2008 MONTANA COWBOY HALL OF FAME INDUCTEE
1860 – 1920 LEGACY AWARD DISTRICT 3

Lisle D. Powell (1885-1959)

Lisle D. Powell was born July 14, 1885, in Blue Earth, Minnesota, to Erasmus & Lulu Powell. He came with his parents and brother, Vernon, to Hulett, Wyoming, as a small child. Two sisters were later born into this family. The children attended school in Hulett.

Lisle's father established a small ranch and operated a blacksmith shop and a sawmill. Lisle was associated with his father and brother in lumbering and carpentry work and later went into farming operations on his own. The Powells built a small Baptist Church in Hulett that is still in use today.

Lisle served as Deputy Sheriff of Crook County, Wyoming, for one year. He worked for one year as a cowboy for Harv Swarz of the TJ outfit, owned by an Englishman named Hamilton. During the Boer War (1899-1902), Lisle and brother Vernon took a contract to break 75 horses for $5 per head delivered into Canada. One summer Lisle took a job driving visitors around Yellowstone Park in a stagecoach for the YP Company.

Lisle took up a homestead in 1912, on Ranch Creek, seven miles east of Biddle, Montana, and about 100 miles south of Miles City. Lisle's brother and father homesteaded on adjoining land, to provide a broader base for livestock. The three men built log homes, large barns, and drilled artesian wells on their property. Lyle and Vernon had a steam threshing machine and threshed for all the neighbors near and far, while Erasmus raised bees and sold honey.

Lisle married Anna Anderson of Hulett on September 2, 1914, in Belle Fourche, South Dakota. Anna had training and experience as a teacher and taught numerous neighborhood children in the vicinity of their homestead, including those of Lisle's brother, Vernon. When Vernon's children reached high school age, Vernon sold his place to Lisle and moved with his family to Broadus.

Lisle and Anna's first baby died at birth, so when the second baby was on the way, the expectant parents went to Miles City by way of horse-drawn wagon. Anna was deposited at Darcy Hospital in Miles City to await the baby's arrival. Lisle returned home to take care of his livestock. After he received word that baby and mother were ready to travel, he again drove the 100 plus miles to bring them home.

In those days serious illness and accidents demanding professional medical attention in remote areas sometimes required extreme measures. An illustration of this happened when the wife of one of Lisle's neighbors became desperately ill. Her husband appealed to Lisle for help to get her to the doctor at Broadus. Lisle offered his wagon and team to take the lady to a crossing of the Little Powder River. The lady traveled on a bedspring with lots of quilts placed in a wagon box.

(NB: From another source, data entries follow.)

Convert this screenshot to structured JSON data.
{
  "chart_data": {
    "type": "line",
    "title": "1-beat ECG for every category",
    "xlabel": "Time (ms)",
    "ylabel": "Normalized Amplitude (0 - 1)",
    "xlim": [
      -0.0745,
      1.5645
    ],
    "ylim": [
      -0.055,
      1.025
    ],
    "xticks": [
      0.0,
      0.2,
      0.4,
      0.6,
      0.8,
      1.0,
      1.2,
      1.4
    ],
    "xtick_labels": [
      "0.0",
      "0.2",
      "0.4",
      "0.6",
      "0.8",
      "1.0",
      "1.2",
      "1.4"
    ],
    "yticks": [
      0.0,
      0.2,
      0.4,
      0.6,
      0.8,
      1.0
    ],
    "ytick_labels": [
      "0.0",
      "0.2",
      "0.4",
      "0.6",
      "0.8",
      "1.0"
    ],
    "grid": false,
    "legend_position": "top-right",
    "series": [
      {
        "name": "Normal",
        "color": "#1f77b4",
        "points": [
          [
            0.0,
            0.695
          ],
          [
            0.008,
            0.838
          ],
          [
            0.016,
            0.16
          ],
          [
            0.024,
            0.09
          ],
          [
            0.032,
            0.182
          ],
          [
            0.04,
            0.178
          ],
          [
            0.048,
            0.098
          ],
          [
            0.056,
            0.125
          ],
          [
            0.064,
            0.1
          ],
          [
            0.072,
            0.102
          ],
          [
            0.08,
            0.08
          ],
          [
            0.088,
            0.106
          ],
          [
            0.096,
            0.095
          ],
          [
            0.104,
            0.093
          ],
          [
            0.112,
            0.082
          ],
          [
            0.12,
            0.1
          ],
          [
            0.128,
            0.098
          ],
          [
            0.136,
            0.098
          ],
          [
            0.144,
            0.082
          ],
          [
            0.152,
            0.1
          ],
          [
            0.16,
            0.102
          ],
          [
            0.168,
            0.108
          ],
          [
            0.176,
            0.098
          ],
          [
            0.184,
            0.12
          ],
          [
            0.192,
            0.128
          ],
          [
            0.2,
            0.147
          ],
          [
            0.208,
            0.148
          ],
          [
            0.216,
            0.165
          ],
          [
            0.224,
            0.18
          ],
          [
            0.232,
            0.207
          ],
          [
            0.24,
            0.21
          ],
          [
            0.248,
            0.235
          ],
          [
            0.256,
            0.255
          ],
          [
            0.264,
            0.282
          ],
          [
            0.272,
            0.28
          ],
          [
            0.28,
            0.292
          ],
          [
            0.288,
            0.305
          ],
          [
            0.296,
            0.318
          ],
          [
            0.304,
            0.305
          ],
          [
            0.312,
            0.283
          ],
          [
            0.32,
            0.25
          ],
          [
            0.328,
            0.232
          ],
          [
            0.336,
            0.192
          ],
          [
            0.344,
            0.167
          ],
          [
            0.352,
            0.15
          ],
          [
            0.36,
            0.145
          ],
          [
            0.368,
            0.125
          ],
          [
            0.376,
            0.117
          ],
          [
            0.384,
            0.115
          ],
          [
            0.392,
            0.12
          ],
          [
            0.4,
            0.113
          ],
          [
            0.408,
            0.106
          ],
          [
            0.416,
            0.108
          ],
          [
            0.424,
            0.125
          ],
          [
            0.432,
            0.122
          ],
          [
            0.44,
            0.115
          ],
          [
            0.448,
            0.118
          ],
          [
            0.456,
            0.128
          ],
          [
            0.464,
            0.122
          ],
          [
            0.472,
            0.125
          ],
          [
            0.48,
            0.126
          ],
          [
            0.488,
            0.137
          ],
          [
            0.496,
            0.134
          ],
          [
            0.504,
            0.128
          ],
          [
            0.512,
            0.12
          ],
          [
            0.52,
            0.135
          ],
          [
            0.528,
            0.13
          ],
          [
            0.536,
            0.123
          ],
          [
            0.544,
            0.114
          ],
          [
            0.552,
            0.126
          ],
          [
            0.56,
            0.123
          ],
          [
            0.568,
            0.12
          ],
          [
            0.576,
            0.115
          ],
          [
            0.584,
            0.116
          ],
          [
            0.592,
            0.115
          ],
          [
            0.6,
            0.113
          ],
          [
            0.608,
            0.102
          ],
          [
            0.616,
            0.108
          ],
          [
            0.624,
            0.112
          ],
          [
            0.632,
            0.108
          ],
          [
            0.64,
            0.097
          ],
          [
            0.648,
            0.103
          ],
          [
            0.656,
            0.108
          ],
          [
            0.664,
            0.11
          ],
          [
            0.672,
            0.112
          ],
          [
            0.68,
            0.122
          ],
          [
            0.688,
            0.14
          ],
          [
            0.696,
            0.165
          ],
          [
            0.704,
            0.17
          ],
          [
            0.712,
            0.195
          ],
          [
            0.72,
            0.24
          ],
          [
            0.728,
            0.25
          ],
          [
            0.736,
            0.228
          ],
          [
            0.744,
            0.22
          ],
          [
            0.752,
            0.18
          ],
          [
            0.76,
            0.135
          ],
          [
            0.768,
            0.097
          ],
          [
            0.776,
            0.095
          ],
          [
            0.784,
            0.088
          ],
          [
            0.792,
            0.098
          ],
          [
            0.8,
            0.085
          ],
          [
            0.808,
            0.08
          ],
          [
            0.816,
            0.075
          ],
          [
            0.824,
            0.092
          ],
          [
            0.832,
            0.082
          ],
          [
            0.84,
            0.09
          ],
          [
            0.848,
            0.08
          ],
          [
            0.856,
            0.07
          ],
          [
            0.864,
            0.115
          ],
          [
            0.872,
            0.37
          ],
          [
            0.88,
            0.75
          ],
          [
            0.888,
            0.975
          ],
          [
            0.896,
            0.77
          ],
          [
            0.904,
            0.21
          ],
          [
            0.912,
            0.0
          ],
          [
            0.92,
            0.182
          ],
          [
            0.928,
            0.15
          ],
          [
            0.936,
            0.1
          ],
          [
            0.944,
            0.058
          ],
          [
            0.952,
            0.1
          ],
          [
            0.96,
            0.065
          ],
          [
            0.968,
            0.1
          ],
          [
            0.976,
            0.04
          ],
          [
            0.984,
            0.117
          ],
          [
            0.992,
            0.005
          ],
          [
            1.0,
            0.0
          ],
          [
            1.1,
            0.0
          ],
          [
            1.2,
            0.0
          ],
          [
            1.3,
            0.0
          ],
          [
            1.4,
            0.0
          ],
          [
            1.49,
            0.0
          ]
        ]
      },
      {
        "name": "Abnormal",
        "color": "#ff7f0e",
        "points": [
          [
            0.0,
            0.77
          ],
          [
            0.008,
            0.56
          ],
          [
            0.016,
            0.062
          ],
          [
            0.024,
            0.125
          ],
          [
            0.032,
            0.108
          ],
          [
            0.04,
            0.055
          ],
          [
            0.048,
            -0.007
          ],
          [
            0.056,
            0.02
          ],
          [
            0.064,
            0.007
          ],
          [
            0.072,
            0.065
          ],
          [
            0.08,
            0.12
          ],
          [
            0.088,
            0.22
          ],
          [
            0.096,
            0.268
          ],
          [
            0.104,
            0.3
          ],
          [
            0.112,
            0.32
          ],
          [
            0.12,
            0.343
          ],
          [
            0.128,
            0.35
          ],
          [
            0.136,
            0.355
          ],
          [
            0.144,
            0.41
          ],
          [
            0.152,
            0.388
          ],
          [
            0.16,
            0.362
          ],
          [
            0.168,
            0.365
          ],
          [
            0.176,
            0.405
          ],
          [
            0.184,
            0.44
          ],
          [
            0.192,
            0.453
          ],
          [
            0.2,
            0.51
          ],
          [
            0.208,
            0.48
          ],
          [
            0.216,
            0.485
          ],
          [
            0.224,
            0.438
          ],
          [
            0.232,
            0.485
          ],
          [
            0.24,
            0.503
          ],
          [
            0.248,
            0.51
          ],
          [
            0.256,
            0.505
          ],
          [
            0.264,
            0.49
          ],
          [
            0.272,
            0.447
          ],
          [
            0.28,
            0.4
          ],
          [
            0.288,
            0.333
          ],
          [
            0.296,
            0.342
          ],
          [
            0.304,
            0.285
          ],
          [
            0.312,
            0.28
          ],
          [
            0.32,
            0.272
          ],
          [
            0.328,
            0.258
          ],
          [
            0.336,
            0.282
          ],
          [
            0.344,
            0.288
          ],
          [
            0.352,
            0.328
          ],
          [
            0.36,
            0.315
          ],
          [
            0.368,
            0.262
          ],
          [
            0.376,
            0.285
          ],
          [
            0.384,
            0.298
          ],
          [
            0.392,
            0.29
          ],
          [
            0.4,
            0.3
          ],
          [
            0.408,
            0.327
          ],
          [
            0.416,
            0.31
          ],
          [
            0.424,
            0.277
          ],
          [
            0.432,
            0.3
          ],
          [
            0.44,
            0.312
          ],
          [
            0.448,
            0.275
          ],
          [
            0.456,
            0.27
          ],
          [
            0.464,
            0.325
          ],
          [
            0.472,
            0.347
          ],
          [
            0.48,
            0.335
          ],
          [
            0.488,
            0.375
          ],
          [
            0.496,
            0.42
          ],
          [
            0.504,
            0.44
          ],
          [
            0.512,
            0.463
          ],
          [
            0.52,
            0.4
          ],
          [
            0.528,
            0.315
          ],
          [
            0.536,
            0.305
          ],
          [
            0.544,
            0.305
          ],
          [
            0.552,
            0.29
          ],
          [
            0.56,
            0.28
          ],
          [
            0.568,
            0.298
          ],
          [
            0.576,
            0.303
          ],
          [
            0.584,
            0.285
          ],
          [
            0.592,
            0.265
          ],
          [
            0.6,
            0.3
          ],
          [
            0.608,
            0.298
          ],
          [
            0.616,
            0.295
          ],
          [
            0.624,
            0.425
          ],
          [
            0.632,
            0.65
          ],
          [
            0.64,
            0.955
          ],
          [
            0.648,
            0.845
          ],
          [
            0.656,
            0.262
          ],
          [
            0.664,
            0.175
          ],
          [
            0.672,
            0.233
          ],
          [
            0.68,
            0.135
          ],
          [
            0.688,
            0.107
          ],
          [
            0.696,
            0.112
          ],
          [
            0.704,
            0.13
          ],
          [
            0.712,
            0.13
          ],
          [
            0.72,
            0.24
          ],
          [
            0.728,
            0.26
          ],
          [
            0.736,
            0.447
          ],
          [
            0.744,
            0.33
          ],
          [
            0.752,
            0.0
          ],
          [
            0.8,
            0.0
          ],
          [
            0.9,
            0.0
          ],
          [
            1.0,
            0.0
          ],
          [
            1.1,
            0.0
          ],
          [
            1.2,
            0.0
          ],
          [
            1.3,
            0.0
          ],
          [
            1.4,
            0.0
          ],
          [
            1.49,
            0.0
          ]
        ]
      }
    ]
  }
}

It was spring break-up time. The roads were partly frozen and extremely slippery, causing the horses to tire often. There were no bridges at that time. When they got to the crossing, the river was high with ice floating. There was only a cable to pull a person across the river. Lisle pulled himself across the river and walked to the nearest house to ask for use of a team and wagon to take the sick lady to the doctor. Of course the rancher agreed.

Lisle and the lady's husband designed a way to fasten her and the frame to the cable to get her across. The husband declined to accompany his wife across the river, so Lisle went instead. From there, a borrowed wagon and team took her as many miles as the horses could stand, then the driver would arrange to borrow another team for the next segment of the trip. So, the lady was eventually treated by the Broadus doctor. All turned out well and the Powell children remember later going to high school with some of the lady's children.

Lisle raised registered purebred Hereford cattle, as well as hay and grain to feed the stock. When shipping time came, neighbors joined together to trail the cattle to Moorcroft, Wyoming, to put them on the railroad.

Lisle had served as Justice of the Peace, as well as four terms as County Commissioner, and was in his third term as representative to the Montana Legislature from Powder River County at the time of his death, July 21, 1959. He and three others died in the crash of a small plane on their return to Biddle, Montana, after appealing to the State Highway Commission for improvement of roads in Powder River County. Lisle was 74 years old, and was buried in Valley View Cemetery in Broadus.